Although it resembles nothing like the clear outline of a modern map of the region, the Peutinger Table is a snapshot of how Romans viewed their world, one in which they were at the center. Their zone of influence stretched from Britain to India, connected by the Roman Empire’s signature innovation, roads.
At first, a modern viewer might struggle to make sense of this map. At 22 feet, it is very long, but barely 14 inches high. Peer closer, and familiar European place-names can be picked out, such as Roma at the very center. Little by little, the viewer realizes that Europe and Asia have been squeezed down into a narrow corridor; the snaking waterways that look like canals are, in fact, different parts of the Mediterranean, and a delicate web of parallel red lines is a colossal network of roads.
Measuring the World
The Peutinger Table is a copy of a Roman map thought to have been made in the fourth century, partly because it features the city of Constantinople, which was founded in 330. Scholars believe that this version was created in the mid-1200s by a monk in the city of Colmar, in what is today northeastern France. The copy was found in the 15th century and bequeathed to the German scholar and bibliophile Conrad Peutinger, for whom it is named.
Although scholars cannot be sure how faithful the 13th-century copy is to the original, this unique artifact offers a wealth of insight into the Roman worldview and is an essential subject in the study of ancient cartography. The map consists of 12 sections in total, 11 of which are on display in the Austrian National Library in Vienna. The 12th section, corresponding to Hispania (Spain) and the British Isles, is the only missing part of the masterpiece.
The Routes of Power
All maps have different points of view. They emphasize certain types of information in favor of others, some of which may even be omitted. For example, Greek maps tended to focus on elements that showed scientific knowledge, while Roman maps highlighted the practical. They served to keep track of the network of roads that connected different parts of the empire.
Roman maps like these were called itineraria. There were two kinds: The itineraria adnotata resembled charts that listed the roads, the stations along them, and the distances in between. The best known of these is the third-century Antonine Itinerary, which includes a “road map” of Roman Britain. The second category of maps, to which the Peutinger Table belongs, were more visual—the itineraria picta.
From Hispania to India
The Peutinger Table does not just map the Roman Empire. It starts in the far west, with what is now Spain, and ends at the Indian subcontinent and the island of Taprobane (Sri Lanka). It thus covers the entire ecumene (the Greek term for the known inhabited world) and includes many details along each route.
Rivers and seas, geographical features, and, of course, cities, are depicted in precise drawings and vivid colors. The map also shows centers and hospices, places along the route where travelers could rest and change mounts. This essential information was crucial for anyone setting out on a long journey. The Mediterranean’s commercial ports are also shown (including Ostia, Rome’s main point of entry by sea) as are thermal baths.
The wealth of information would suggest that the map was certainly not made solely for military purposes, although it could have been used for that.

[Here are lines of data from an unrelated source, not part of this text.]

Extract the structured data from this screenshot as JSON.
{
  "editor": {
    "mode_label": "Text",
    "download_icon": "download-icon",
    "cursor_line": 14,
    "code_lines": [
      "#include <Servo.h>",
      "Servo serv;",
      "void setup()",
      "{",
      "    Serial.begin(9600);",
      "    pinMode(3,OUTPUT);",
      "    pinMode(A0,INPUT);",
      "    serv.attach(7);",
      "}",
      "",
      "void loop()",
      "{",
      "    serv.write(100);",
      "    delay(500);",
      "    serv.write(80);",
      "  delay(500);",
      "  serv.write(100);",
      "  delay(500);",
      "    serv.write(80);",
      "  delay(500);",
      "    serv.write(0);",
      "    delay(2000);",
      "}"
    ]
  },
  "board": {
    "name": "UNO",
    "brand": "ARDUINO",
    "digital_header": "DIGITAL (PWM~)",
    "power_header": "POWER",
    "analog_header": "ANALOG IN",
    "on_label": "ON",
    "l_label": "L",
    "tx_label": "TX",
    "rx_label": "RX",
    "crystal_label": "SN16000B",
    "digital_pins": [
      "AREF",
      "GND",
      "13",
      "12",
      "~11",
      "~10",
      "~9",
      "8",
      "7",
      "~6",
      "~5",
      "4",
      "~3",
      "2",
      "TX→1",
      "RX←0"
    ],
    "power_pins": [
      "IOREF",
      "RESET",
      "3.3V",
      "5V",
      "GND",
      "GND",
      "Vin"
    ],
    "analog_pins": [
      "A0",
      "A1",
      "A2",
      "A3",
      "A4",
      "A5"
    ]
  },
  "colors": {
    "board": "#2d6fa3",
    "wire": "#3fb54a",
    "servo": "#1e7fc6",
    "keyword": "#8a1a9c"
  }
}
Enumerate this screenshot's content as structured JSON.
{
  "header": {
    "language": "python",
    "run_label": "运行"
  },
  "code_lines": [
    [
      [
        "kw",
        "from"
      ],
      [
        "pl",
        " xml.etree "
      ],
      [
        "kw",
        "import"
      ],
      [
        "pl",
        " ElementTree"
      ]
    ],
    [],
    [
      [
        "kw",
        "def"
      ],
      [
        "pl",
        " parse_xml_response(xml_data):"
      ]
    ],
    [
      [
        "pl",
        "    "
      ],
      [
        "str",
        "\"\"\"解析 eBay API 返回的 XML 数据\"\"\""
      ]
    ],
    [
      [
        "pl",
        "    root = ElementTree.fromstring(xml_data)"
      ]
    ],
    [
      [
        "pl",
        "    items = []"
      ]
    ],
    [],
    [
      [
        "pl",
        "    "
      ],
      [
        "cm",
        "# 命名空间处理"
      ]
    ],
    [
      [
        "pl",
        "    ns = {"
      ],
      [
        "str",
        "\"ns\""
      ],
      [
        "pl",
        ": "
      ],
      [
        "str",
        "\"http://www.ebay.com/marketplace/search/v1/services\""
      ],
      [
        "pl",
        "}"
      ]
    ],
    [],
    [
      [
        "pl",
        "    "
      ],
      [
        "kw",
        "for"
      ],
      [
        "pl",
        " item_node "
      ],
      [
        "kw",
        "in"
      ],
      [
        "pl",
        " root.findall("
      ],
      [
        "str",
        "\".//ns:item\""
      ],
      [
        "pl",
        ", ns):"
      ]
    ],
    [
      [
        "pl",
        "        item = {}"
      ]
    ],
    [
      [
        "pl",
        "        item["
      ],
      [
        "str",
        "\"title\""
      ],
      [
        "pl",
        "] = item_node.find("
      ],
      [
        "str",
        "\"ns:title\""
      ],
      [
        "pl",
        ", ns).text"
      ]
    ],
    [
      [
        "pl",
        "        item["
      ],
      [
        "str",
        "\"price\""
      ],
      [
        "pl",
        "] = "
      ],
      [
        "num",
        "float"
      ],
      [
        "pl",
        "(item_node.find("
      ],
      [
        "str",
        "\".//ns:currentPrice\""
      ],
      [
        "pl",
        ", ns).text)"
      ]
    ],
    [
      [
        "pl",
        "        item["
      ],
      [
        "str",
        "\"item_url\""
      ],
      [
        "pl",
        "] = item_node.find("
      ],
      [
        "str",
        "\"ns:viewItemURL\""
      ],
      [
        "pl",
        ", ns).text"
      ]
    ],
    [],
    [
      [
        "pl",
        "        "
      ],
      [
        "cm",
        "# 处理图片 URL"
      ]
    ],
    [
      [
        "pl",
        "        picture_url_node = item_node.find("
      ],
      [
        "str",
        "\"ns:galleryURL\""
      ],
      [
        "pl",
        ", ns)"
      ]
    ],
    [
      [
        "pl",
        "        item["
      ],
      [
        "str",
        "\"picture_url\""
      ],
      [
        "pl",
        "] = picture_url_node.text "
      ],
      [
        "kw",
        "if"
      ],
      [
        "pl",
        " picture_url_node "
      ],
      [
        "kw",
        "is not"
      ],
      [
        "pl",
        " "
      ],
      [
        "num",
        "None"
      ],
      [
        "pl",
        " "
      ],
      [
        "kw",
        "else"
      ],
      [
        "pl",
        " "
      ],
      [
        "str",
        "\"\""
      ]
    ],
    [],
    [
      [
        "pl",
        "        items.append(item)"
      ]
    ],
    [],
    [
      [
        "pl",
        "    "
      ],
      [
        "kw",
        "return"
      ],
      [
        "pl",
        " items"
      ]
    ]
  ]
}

A series of notes explains the relevance of certain places, almost in the style of a guidebook. The note for the Sinai region, for example, reads: “The desert through which the children of Israel, guided by Moses, wandered for 40 years.” Scholars are unsure if this note appeared on the original or if these sentiments were written by the medieval cartographer.
A note in the far east, in modern-day Tajikistan, marks the traditional spot where Alexander the Great was asked by an oracular voice as to how much farther he intended to expand his empire: “Accepit usque quo Alexander?—Until where, Alexander?” Scholars believe this note is a medieval addition to the map, an ironic comment on the futility of imperialism added to a work that is glorifying the reach of empire.
The center of this glory is, of course, Rome. It is represented by an enthroned figure holding a globe, a spear, and a shield: Rome is the caput mundi (capital of the world) to where all roads lead. Special emphasis is also given to two cities in the east, Constantinople and Antioch, although they are depicted as smaller than Rome. Interestingly, Pompeii, Herculaneum, and Oplontis—cities destroyed by the eruption of Vesuvius in the first century A.D.—are shown. Their inclusion shows that, although the Peutinger Table dates from the fourth century, it may have been based on earlier maps.
The Great Highway
The most important feature of the map are roads—70,000 Roman miles of them, many more than the Antonine Itinerary, all marked out in red. However, it is not possible to calculate real road distances or geographical scale from the map. The Peutinger Table also has a loose relationship with the cardinal points of the compass: The Nile River, for example, flows from west to east, instead of from south to north.
All of these features can be explained by what is known as “the hodological concept” (from the Greek word hodós, meaning “road”). To the Romans, the road network defined the space in which their empire had expanded. Modern ideas about latitude and longitude are not relevant here, because its spaces are represented as horizontal and linear—almost like a highway itself.